Sincerely. For those of you who don’t know, Harris was Premier of Ontario from 1995 to 2002. He left towards the end of his second term, and his position was occupied by his crony Ernie Eves until their party was kicked to the curb a year later in 2003. They were cookie-cutter conservatives: tax cuts to the rich, cuts to public services, innovation grants to big business, cuts to the social safety net. Under their reign, labour unrest was the order of the day. Harris appointed a high-school dropout as Minister of Education, someone who promised to “create a crisis in education.” I was on strike twice in his first three years.
Lots of people I knew then got out of teaching in Ontario. Some went to other provinces, others went south. Some took on other careers and others took early retirement. There were a lot of teachers due to retire in that time anyway; I remember hearing in 2000 that in the following eight years, forty percent of the teaching workforce in Ontario would have retired.
Those who remained became progressively disillusioned and isolated. Dodging as many bullets as the Tories could fire — new “accountability” measures, new curriculum, cuts to prep time, increases in duties, new standardized test, a new supervisory body constructed from cuts to our wages — they retreated to their classrooms.
As a result, teachers who remained were not good role models to the new forty percent who were hired in the early part of this century. They didn’t model enough collaboration. They didn’t model interesting professional development opportunities. For the most part, they didn’t even set up chat sessions at the pub on Friday.

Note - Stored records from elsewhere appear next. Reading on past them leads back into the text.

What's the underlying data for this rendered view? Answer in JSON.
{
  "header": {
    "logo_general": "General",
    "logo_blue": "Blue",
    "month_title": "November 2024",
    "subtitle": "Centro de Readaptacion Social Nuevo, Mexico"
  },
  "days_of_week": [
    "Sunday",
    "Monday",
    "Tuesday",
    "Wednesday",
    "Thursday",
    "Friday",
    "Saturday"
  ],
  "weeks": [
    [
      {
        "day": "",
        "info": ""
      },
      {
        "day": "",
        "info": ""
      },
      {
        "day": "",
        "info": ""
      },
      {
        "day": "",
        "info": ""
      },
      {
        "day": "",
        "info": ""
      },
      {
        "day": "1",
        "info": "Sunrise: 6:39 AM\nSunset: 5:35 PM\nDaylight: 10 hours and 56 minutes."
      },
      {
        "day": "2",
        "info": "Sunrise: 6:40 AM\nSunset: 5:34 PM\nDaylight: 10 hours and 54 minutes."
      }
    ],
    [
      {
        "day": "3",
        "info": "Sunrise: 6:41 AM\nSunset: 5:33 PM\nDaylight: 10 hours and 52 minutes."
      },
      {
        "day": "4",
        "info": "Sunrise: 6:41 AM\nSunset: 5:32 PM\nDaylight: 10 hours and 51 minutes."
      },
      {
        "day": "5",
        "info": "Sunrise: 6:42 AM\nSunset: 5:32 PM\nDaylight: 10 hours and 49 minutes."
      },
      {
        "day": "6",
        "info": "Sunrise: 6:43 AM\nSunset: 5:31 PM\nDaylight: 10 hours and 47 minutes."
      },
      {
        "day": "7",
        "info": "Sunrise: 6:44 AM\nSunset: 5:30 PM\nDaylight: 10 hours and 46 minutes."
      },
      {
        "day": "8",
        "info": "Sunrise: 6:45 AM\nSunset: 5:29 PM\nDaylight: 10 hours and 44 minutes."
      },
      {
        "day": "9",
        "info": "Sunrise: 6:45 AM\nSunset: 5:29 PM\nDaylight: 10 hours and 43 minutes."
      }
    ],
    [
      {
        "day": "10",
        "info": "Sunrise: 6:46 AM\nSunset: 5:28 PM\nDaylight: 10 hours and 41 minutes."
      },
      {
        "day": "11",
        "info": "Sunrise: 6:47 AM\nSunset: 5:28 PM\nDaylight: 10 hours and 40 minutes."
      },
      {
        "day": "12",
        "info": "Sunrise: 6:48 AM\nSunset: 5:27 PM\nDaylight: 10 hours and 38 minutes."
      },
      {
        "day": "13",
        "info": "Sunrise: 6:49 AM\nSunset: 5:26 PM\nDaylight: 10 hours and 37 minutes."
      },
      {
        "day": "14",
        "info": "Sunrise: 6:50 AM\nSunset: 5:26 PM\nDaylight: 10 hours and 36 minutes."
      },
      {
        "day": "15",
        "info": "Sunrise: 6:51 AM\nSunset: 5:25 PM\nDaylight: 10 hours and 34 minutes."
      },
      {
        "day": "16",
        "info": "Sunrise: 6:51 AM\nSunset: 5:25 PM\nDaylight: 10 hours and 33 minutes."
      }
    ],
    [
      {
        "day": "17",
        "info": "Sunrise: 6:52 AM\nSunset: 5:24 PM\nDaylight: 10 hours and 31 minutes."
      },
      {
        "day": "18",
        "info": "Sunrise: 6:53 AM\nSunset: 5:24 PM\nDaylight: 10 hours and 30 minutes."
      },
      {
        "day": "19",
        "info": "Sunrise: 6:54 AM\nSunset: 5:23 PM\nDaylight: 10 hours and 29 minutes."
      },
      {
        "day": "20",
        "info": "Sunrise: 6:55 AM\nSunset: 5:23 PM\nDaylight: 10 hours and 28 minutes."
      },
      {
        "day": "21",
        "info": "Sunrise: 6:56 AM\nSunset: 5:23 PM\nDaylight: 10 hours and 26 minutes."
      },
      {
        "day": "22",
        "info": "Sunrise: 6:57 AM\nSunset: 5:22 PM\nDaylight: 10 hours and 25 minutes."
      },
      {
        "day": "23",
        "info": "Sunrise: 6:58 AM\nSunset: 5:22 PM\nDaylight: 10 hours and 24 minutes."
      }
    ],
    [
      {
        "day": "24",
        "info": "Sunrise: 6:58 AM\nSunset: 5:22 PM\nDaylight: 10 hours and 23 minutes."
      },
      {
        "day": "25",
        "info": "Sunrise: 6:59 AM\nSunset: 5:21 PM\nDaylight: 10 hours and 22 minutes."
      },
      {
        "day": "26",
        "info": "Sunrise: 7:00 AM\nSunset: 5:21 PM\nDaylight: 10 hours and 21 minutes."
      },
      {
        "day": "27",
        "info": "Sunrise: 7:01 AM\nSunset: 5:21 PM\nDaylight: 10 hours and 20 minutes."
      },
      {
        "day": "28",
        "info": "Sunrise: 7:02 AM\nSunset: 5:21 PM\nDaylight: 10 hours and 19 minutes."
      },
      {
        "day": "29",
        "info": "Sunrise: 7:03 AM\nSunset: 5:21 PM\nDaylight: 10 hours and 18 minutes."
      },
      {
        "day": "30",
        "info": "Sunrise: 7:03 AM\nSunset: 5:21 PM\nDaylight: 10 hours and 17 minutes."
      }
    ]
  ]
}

So what I’m saying is that a conservative backlash combined with a large number of people leaving the teaching profession results in alienation which in turn leads to poor role-modeling and a marked decrease in innovation. As I said before this is just a hypothesis, and it would be an easy one to test. Have a look at jurisdictions where there hasn’t been a similar beating-up of teachers; see if their reading lists are more varied and contemporary. Maybe I’m wrong about this. I’d like to know.
It’s entirely possible that there’s something else at work here. Maybe that cultural burgeoning that was the sixties is just unbeatable. Maybe you’d find that the power of the literature of that period still holds everywhere. I’ll tell you, if I am right about this, you’ll be able to see it in about ten to fifteen years in Ohio. I don’t know much about their Senate Bill 5, but I’ve read enough to find it chillingly familiar to what was happening in Ontario in the late nineties. I think that this kind of anti-teacher anti-union legislation leads to nothing more than disillusionment and negativity, and if it takes hold, don’t expect to see the upcoming classics of tomorrow take much hold in Ohio’s classrooms.